The equalities watchdog, a body created by the Labour government in 2007, previously took action against the British National Party over rules that only allowed white members.

When it launched its inquiry into Labour it said it would examine whether the party "unlawfully discriminated against, harassed or victimised people because they are Jewish".

Speaking ahead of the report's publication, shadow cabinet member Jonathan Ashworth - asked in a Times Radio interview if the investigation was the most shameful moment in the party's history - admitted: "It probably was, yes.

"That was a shameful period in our history, and we have to be clear that we are never going back to that, and we will do everything we can to repair relations with the Jewish community who are understandably and quite rightly hurt by the Labour Party's failure to deal with this in recent years."

Labour's former foreign secretary, David Miliband, who is Jewish, also said Mr Corbyn's failure to deal with antisemitism was shameful.

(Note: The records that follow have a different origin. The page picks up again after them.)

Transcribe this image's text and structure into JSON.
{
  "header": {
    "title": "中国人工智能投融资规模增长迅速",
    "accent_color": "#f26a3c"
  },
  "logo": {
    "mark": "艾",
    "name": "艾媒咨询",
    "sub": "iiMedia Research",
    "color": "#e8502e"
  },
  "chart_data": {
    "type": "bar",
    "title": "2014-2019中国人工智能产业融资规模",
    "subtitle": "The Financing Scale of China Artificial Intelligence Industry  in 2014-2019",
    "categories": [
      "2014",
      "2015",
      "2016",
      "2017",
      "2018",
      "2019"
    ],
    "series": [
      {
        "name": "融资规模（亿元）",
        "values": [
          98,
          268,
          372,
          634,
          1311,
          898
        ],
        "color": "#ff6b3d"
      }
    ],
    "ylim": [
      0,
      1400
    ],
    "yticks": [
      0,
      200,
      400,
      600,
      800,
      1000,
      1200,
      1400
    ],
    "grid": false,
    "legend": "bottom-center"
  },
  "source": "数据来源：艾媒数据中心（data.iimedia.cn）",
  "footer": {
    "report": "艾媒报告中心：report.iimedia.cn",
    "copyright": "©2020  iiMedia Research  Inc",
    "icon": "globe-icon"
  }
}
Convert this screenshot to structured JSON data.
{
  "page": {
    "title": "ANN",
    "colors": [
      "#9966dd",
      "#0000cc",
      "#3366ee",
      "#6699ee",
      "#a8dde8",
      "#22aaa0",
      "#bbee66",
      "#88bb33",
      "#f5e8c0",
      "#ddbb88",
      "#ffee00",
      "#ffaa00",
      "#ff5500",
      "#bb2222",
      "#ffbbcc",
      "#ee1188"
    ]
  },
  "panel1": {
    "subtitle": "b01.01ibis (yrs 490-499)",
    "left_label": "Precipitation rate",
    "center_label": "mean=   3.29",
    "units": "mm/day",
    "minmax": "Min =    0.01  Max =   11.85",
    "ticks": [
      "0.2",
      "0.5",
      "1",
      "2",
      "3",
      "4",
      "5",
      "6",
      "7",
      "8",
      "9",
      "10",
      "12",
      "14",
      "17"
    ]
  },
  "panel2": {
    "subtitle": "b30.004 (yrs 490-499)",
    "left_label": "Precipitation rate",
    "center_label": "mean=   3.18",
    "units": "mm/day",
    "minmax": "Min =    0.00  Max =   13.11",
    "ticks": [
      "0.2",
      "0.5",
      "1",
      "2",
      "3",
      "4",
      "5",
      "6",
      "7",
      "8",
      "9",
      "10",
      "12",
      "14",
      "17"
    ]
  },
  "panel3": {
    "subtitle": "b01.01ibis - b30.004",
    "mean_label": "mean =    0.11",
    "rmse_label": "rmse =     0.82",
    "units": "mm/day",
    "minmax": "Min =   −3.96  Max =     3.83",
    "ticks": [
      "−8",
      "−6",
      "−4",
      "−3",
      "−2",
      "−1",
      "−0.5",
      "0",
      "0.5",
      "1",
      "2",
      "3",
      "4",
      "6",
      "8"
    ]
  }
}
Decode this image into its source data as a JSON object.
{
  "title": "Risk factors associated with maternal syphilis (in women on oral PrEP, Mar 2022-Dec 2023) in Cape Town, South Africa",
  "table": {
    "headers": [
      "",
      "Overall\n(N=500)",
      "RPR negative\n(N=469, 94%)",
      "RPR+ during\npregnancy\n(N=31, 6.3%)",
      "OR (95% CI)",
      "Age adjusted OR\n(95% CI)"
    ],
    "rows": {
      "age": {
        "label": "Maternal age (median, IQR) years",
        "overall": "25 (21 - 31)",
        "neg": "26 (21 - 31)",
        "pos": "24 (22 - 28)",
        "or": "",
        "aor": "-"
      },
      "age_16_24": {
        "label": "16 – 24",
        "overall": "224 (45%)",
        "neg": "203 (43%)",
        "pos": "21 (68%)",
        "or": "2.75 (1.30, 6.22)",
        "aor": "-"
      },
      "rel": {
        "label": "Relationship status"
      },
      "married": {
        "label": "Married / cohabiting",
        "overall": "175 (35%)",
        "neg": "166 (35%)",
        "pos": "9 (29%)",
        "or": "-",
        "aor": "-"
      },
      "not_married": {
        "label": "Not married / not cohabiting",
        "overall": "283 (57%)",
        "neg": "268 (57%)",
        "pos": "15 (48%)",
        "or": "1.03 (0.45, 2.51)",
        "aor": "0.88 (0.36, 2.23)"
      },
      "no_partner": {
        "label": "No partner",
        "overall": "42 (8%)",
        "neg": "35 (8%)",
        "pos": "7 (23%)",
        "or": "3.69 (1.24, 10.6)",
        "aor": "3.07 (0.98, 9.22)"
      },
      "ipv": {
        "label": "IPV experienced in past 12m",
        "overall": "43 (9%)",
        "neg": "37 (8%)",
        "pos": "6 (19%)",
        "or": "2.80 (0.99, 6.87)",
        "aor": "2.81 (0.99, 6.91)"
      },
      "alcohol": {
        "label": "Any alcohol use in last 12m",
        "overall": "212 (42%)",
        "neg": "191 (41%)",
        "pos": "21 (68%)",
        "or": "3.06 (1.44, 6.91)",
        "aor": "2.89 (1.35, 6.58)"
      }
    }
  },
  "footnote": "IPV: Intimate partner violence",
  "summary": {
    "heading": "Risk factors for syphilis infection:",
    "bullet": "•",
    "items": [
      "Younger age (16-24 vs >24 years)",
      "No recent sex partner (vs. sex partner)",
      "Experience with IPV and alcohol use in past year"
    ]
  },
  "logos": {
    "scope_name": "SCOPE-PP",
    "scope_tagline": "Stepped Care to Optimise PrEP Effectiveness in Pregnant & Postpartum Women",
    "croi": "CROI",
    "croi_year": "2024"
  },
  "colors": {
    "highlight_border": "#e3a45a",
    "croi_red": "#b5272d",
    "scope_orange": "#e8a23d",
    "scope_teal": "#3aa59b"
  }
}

"What I'm clear about is that he failed to deal with this issue in a way that was appalling in all its aspects," he also told Times Radio.

"Whether it be cartoons or statements, they reflected a complete blindness to the issue and to the importance of it.

"I can honestly say I never thought I would see the day when the word antisemitism and Labour were in the same sentence, never mind headline, never mind commission on human rights investigation.

"It's a dreadful, dark, shameful period and the failure to be clear, the failure to be decisive, the failure to say that anyone who is an antisemite isn't welcome in the Labour Party, the failure to clear that out, is a source of shame for me as someone who's still a member of the Labour Party, who's proud to be in the Labour Party and knows how many good people are in the Labour Party, fantastic people."

Earlier, leading Jewish Labour MP Dame Margaret Hodge said: "I'm hoping this will be the beginning of the end for those of us who have been fighting antisemitism in the Labour Party for five long years."

And former Labour cabinet minister Ed Balls, long-time Gordon Brown ally and now co-chair with Tory grandee Eric Pickles of the Holocaust Memorial Foundation, said the episode was "a tragedy and a disaster".

The commission's inquiry followed demands for an investigation from Jewish groups including the Campaign Against Antisemitism and the Jewish Labour Movement.

Ahead of the report's publication, the Campaign Against Antisemitism's chief executive, Gideon Falter, said: "Under Jeremy Corbyn's leadership, the Labour Party became institutionally antisemitic and drove almost half of British Jews to consider leaving the country.

"The party must be forever changed after this episode so this can never happen again. Those responsible remain in the party and must be held to account if Sir Keir Starmer is to tear antisemitism 'out by its roots', as he has promised."

Fiona Sharpe of Labour Against Antisemitism added: "Our hope is that Keir Starmer will use its findings to begin the difficult but necessary process of returning the Labour Party to becoming a valid party of government once again.

"But whatever its verdict, the Jewish community will continue to carry the wounds of five years of institutional antisemitism within the Labour Party. Their pain will always be a scar on the reputation and conscience of the entire Labour movement."

Mr Balls, also speaking on Times Radio, said: "If Jeremy had come out quickly, in a very clear way, and said not only that antisemitism is wrong, but that it will be rooted out in the Labour Party, and that there are things I have done and said in the past, which I now regret, and I apologise for, things could have moved on.

"I don't think Jeremy Corbyn is an antisemite. He's not a racist man, but he undoubtedly not only stood with antisemitic people, but said things which were antisemitic.

"And because he wasn't able to acknowledge that, his sort of anti-American, anti-liberal, anti-capitalist belief in his own anti-racist credentials, I think blinded him to the reality.

"If the leader can't acknowledge that, and apologise and move on, it means that the whole party is then hamstrung in tackling the genuine antisemites who've always believed those antisemitic tropes and want to use it for their own political reasons. And so it was a tragedy and a disaster."